U.S. Secretary of State John Kerry is visiting our region again. Borders are a core issue and the main component of any framework deal between us and the Palestinians, and Kerry knows that Israel has a proven right — historically and internationally — to defensible borders, either through U.N. Resolution 242 or through former U.S. President George W. Bush’s letter of recognition in 2004. Members of Bush’s own party signed the letter, which discussed America’s commitment to “secure, defensible borders, and to preserve and strengthen Israel’s capability to deter and defend itself, by itself, against any threat or possible combination of threats.”

The need for defensible borders is getting stronger.
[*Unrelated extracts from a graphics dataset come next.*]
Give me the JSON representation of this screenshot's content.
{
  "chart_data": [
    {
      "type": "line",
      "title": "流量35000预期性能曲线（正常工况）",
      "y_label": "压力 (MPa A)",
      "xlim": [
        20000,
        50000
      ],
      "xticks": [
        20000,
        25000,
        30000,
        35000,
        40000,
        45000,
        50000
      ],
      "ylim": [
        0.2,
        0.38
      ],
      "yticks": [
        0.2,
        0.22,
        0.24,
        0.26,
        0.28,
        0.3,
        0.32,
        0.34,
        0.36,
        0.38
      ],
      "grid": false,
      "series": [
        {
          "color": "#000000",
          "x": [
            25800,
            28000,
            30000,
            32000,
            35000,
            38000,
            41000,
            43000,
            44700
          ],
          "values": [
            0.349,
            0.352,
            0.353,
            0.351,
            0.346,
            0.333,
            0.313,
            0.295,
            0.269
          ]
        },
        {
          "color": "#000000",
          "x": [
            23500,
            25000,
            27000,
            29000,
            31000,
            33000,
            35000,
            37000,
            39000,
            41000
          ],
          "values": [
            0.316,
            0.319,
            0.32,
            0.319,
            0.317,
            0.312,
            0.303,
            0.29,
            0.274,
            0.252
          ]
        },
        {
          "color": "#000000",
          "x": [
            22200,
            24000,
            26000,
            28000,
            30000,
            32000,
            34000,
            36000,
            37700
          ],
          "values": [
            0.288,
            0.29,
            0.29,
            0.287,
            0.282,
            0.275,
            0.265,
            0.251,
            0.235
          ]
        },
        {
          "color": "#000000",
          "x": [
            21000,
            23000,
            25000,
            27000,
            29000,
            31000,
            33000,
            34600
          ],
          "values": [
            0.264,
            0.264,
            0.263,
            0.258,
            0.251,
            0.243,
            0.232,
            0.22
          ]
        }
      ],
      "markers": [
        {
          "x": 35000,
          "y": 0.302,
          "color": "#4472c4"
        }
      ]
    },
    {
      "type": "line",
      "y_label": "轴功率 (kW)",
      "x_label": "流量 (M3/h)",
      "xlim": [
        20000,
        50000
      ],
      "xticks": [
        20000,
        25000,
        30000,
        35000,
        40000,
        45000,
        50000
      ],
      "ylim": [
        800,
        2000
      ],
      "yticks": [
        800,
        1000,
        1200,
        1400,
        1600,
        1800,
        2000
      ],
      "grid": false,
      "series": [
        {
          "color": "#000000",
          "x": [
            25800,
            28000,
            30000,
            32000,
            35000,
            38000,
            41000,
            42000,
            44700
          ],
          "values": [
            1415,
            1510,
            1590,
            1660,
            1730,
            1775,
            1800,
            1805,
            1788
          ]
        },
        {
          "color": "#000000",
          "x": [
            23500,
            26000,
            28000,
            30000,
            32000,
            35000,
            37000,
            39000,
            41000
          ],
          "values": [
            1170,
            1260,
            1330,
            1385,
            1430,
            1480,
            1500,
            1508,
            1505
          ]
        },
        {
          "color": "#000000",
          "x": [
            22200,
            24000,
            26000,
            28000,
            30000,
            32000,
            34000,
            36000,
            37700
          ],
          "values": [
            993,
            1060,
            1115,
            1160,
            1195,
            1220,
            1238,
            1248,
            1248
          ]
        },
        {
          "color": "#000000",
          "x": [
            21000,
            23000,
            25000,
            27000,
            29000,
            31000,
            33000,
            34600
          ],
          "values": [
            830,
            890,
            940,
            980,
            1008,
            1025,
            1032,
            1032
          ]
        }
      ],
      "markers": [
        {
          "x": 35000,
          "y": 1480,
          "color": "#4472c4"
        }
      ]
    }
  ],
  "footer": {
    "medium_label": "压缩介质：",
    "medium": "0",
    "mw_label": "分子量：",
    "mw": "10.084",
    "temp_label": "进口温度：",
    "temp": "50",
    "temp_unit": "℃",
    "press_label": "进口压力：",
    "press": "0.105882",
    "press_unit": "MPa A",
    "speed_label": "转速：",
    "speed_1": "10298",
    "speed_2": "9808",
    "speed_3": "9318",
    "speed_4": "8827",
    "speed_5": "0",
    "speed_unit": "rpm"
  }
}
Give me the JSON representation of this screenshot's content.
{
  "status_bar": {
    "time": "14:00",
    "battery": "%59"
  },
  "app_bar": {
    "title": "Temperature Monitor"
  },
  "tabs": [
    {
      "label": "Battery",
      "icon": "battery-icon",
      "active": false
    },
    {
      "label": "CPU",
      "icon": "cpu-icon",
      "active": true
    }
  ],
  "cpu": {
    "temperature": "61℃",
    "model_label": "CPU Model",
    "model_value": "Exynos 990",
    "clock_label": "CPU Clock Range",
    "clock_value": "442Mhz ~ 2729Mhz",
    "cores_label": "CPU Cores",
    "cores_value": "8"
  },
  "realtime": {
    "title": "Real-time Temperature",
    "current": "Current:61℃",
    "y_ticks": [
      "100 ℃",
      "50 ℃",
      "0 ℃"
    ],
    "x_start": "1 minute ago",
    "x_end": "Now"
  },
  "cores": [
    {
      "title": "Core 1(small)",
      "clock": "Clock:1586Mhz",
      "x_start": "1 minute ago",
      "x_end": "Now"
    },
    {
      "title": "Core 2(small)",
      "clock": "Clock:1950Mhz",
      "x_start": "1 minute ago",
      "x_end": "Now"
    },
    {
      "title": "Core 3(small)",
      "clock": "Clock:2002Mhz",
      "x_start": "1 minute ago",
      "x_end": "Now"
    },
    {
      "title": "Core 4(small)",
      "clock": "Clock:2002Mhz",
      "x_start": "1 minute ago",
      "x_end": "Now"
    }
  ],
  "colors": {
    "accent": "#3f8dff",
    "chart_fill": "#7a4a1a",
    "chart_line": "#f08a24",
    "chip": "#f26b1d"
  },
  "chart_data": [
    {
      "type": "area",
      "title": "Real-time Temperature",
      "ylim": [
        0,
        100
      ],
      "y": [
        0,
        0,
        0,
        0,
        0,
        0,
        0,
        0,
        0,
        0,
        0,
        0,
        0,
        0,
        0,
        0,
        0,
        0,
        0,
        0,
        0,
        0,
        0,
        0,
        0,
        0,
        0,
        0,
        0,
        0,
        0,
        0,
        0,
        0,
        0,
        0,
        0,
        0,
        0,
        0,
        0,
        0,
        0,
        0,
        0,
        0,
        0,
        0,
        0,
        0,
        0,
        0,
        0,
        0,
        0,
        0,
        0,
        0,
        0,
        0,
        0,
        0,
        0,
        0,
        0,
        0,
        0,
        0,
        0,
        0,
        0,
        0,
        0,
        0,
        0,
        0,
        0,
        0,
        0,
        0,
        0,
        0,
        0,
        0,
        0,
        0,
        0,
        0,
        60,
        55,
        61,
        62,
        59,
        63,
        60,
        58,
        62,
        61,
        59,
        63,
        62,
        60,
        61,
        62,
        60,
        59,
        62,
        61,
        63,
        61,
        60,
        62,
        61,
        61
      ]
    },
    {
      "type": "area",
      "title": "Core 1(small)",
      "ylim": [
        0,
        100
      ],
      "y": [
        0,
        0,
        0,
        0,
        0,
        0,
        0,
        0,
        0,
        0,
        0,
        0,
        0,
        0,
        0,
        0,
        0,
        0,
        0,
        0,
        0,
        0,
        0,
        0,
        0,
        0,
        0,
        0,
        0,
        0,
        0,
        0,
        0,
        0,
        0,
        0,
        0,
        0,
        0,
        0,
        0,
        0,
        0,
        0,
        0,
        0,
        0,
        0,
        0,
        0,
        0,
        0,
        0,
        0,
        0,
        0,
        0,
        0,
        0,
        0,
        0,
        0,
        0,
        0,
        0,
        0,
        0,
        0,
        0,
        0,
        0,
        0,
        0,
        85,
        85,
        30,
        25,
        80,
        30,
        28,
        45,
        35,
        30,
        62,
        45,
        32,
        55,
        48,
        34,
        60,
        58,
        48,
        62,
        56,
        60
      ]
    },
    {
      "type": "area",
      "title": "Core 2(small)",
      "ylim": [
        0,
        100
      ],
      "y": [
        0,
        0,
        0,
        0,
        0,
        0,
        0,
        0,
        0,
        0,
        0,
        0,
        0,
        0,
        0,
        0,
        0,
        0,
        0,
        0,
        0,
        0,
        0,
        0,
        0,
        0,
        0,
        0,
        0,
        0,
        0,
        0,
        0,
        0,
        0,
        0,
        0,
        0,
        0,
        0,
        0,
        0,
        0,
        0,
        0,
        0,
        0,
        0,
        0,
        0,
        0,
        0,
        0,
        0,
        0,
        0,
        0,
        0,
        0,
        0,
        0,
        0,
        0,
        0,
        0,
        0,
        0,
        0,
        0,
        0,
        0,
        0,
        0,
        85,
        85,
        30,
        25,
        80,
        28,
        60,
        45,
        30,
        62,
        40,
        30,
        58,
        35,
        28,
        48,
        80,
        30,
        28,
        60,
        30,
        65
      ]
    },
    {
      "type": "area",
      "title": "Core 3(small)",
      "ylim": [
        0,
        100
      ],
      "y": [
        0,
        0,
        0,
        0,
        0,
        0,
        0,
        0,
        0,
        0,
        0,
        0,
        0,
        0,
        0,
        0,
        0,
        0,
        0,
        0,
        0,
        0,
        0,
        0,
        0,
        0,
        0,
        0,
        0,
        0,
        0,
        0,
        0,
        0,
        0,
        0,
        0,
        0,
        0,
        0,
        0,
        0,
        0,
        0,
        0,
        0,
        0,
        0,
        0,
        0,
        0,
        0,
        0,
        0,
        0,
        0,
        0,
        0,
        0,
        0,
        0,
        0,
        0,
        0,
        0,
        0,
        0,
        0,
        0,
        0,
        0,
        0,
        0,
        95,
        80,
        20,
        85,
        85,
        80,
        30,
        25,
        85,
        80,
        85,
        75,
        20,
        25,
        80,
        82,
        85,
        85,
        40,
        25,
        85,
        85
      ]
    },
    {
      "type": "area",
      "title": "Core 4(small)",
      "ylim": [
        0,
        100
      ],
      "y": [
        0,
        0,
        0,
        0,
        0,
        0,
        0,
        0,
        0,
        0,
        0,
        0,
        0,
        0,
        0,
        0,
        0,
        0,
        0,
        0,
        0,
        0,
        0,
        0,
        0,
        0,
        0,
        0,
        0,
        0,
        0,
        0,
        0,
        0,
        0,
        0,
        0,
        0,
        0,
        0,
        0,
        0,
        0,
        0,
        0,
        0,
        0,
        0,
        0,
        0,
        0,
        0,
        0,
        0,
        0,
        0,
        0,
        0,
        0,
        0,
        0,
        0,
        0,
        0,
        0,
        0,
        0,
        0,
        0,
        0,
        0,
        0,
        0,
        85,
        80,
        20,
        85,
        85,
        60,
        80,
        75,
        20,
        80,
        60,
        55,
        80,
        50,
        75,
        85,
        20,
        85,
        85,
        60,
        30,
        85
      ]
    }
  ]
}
Israel is not weak, but it is small and narrow and therefore vulnerable: 70 percent of the population and 80% of our industrial manufacturing capabilities are concentrated along a narrow coastal plain controlled from the east by the hills of Judea and Samaria. Considering these geostrategic conditions, the history of hostility toward the Jewish state, the chronic lack of stability in the Middle East and the developments in recent years — the Arab winter, the Iranian nuclear threat and the unrelenting terrorism — Israel needs to have some security buffers.

The first security buffer is basic strategic depth, which has become even more important in an era of missiles and rockets threatening our population centers and hindering our ability to call up our reserve forces. Therefore, we need land and aerial depth, both for the deployment of warning and interception infrastructure and systems and to provide operational room for the standing army, which will have to perform alone for longer until the reserve forces can join — not only to stop the enemy in its tracks but also to neutralize his ability to launch rockets and missiles at the Israeli home front. The increasing threat posed by regional nuclearization only highlights the need for the strategic depth to deploy warning and interception systems. Is 40 miles, which is the average distance between the Jordan River and the Mediterranean Sea, too much to ask for?

Secondly, we must maintain defensive depth, which allows us to wage a defensive battle against outside threats. For years it was claimed that there is no threat, that there is no “eastern front.” Today we know the bloody civil war in Syria will go on even if Bashar Assad’s chemical weapons stockpiles are destroyed, that in Jordan there are 1.2 million Syrian refugees and a radical Islamist opposition comprising tens of thousands of global jihadist terrorists that have flowed into the region, that the situation in Iraq is an ongoing cause for concern and that Iran is continuing to establish forward operating bases across the globe. Shall we continue to ignore the possibility that an eastern front can emerge?

Finally, we must maintain an anti-terrorism buffer. We see what happened in Gaza and Lebanon after we left “up to the very last centimeter.” Only an Israeli presence along the eastern environs of the West Bank will facilitate the implementation of a demilitarized Palestinian entity, which, it is known, is one of the basic conditions put forth by Israel before agreeing to “two states for two peoples.”

The Jordan Valley is the answer — it provides the minimum vital strategic depth, it is a defensive strip against outside threats and allows the fight against terrorism to be effective. Full Israeli sovereignty in the Jordan Valley will negate the need for pointless discussions over security arrangements — give us sovereignty and we will tend to our security needs. Even those who are prepared for less understand that there is no technological system replacement for a defensive buffer and that we cannot trust foreign forces to protects the lives of our soldiers and be the first to retreat during a crisis. The entire Jordan Valley, under complete Israeli control, is Israel’s eastern border.

Maj. Gen. (res.) Uzi Dayan is a former IDF deputy chief of general staff and former head of the National Security Council.